Afterwards, all you need to do is recursively produce k-combinations from an n-i*k set for all i in [0; n/k]. Algorithms for producing all k-combinations of a given set can be found on SO easy enough. The idea is: there are (n choose k) possible such sets you can choose for your first set; from the remaining n-k elements, you can choose ((n-k) choose k) sets); from the remaining n-2k elements, you can choose ((n-2k) choose k) sets and so on. Assuming the order of your sets doesn't matter, you have (n choose k) * ((n-k) choose k) * ... * ((n-(n-1)k) choose k) / ((n/k)!) possibilities to choose your sets, which depending on k can be exponential in the number of elements your original set has, so if you really want to produce each and every one of them, you won't get below exponential complexity.

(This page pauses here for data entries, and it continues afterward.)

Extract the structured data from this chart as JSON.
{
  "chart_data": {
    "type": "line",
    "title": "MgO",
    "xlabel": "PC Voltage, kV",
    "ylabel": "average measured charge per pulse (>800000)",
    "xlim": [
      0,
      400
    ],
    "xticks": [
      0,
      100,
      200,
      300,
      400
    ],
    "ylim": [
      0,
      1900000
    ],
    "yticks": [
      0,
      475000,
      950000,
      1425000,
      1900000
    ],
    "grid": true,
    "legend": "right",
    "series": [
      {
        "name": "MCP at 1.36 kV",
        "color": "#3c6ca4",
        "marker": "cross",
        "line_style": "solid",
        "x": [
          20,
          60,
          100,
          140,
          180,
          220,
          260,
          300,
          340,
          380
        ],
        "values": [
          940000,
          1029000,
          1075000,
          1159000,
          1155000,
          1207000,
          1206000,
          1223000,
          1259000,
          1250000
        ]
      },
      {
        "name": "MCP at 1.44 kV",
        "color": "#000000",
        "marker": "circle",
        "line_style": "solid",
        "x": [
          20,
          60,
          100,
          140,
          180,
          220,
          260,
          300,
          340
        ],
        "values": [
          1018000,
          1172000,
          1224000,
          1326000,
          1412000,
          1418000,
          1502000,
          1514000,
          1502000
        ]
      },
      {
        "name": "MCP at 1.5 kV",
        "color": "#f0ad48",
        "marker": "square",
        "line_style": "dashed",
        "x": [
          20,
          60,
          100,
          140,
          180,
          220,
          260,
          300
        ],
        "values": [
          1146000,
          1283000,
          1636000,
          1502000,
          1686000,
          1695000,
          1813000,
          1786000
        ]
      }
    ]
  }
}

I found a formula for the # of possible subgroupings, in case anyone finds it interesting. (Would this be considered too off-topic? Am I posting this correctly?)
First let m = n/k be the # of subgroups. Now let the first subgroup be fixed as the first k elements of the group, the second subgroup be the next k, and so on. If we consider all possible permutations of the group, this will give us all the different subgroupings. There are n! permutations of the n elements, but we don't care about ordering, so we factor out the k! permutations of each of the m subgroups and the m! permutations of the subgroups themselves. This gives us:
n!/(m!*(k!)^m).
As a check, if k = 1 or k = n, this gives us 1 subgrouping. In the original example, n = 6, k = 3, m = 2, and we get 10 possible subgroupings (which Heuster's code found).
Now, if you compare this expression to the one G. Bach gave and use (n choose k) = n!/(k!*(n-k)!), you will see that all the (n-k)! terms cancel and it reduces to the expression above.
Bonus: if you use Stirling's approximation for n!, then the expression simplifies nicely, and you get that the # of subgroupings scales as (m^n)/m!.